Should I commit or rollback a read transaction? - sql

I have a read query that I execute within a transaction so that I can specify the isolation level. Once the query is complete, what should I do?
Commit the transaction
Rollback the transaction
Do nothing (which will cause the transaction to be rolled back at the end of the using block)
What are the implications of doing each?
using (IDbConnection connection = ConnectionFactory.CreateConnection())
{
using (IDbTransaction transaction = connection.BeginTransaction(IsolationLevel.ReadUncommitted))
{
using (IDbCommand command = connection.CreateCommand())
{
command.Transaction = transaction;
command.CommandText = "SELECT * FROM SomeTable";
using (IDataReader reader = command.ExecuteReader())
{
// Read the results
}
}
// To commit, or not to commit?
}
}
EDIT: The question is not if a transaction should be used or if there are other ways to set the transaction level. The question is if it makes any difference that a transaction that does not modify anything is committed or rolled back. Is there a performance difference? Does it affect other connections? Any other differences?
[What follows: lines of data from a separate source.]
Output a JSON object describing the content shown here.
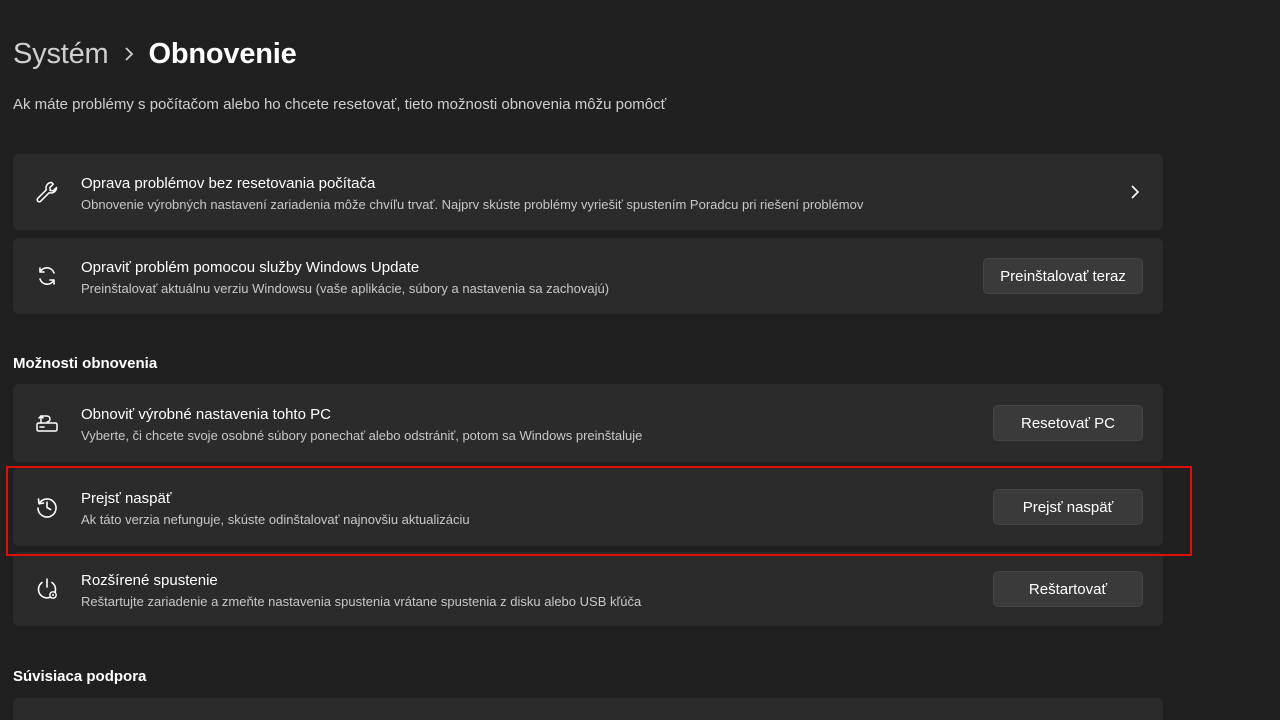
{
  "breadcrumb": {
    "parent": "Systém",
    "current": "Obnovenie"
  },
  "subtitle": "Ak máte problémy s počítačom alebo ho chcete resetovať, tieto možnosti obnovenia môžu pomôcť",
  "cards_top": [
    {
      "icon": "wrench-icon",
      "title": "Oprava problémov bez resetovania počítača",
      "desc": "Obnovenie výrobných nastavení zariadenia môže chvíľu trvať. Najprv skúste problémy vyriešiť spustením Poradcu pri riešení problémov"
    },
    {
      "icon": "sync-icon",
      "title": "Opraviť problém pomocou služby Windows Update",
      "desc": "Preinštalovať aktuálnu verziu Windowsu (vaše aplikácie, súbory a nastavenia sa zachovajú)",
      "button": "Preinštalovať teraz"
    }
  ],
  "section_recovery": "Možnosti obnovenia",
  "recovery_items": [
    {
      "icon": "reset-pc-icon",
      "title": "Obnoviť výrobné nastavenia tohto PC",
      "desc": "Vyberte, či chcete svoje osobné súbory ponechať alebo odstrániť, potom sa Windows preinštaluje",
      "button": "Resetovať PC"
    },
    {
      "icon": "history-icon",
      "title": "Prejsť naspäť",
      "desc": "Ak táto verzia nefunguje, skúste odinštalovať najnovšiu aktualizáciu",
      "button": "Prejsť naspäť"
    },
    {
      "icon": "advanced-startup-icon",
      "title": "Rozšírené spustenie",
      "desc": "Reštartujte zariadenie a zmeňte nastavenia spustenia vrátane spustenia z disku alebo USB kľúča",
      "button": "Reštartovať"
    }
  ],
  "section_support": "Súvisiaca podpora",
  "colors": {
    "background": "#202020",
    "card": "#2b2b2b",
    "highlight": "#e00d0d"
  }
}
You commit. Period. There's no other sensible alternative. If you started a transaction, you should close it. Committing releases any locks you may have had, and is equally sensible with ReadUncommitted or Serializable isolation levels. Relying on implicit rollback - while perhaps technically equivalent - is just poor form.
If that hasn't convinced you, just imagine the next guy who inserts an update statement in the middle of your code, and has to track down the implicit rollback that occurs and removes his data.

If you haven't changed anything, then you can use either a COMMIT or a ROLLBACK. Either one will release any read locks you have acquired and since you haven't made any other changes, they will be equivalent.

If you begin a transaction, then best practice is always to commit it. If an exception is thrown inside your use(transaction) block the transaction will be automatically rolled-back.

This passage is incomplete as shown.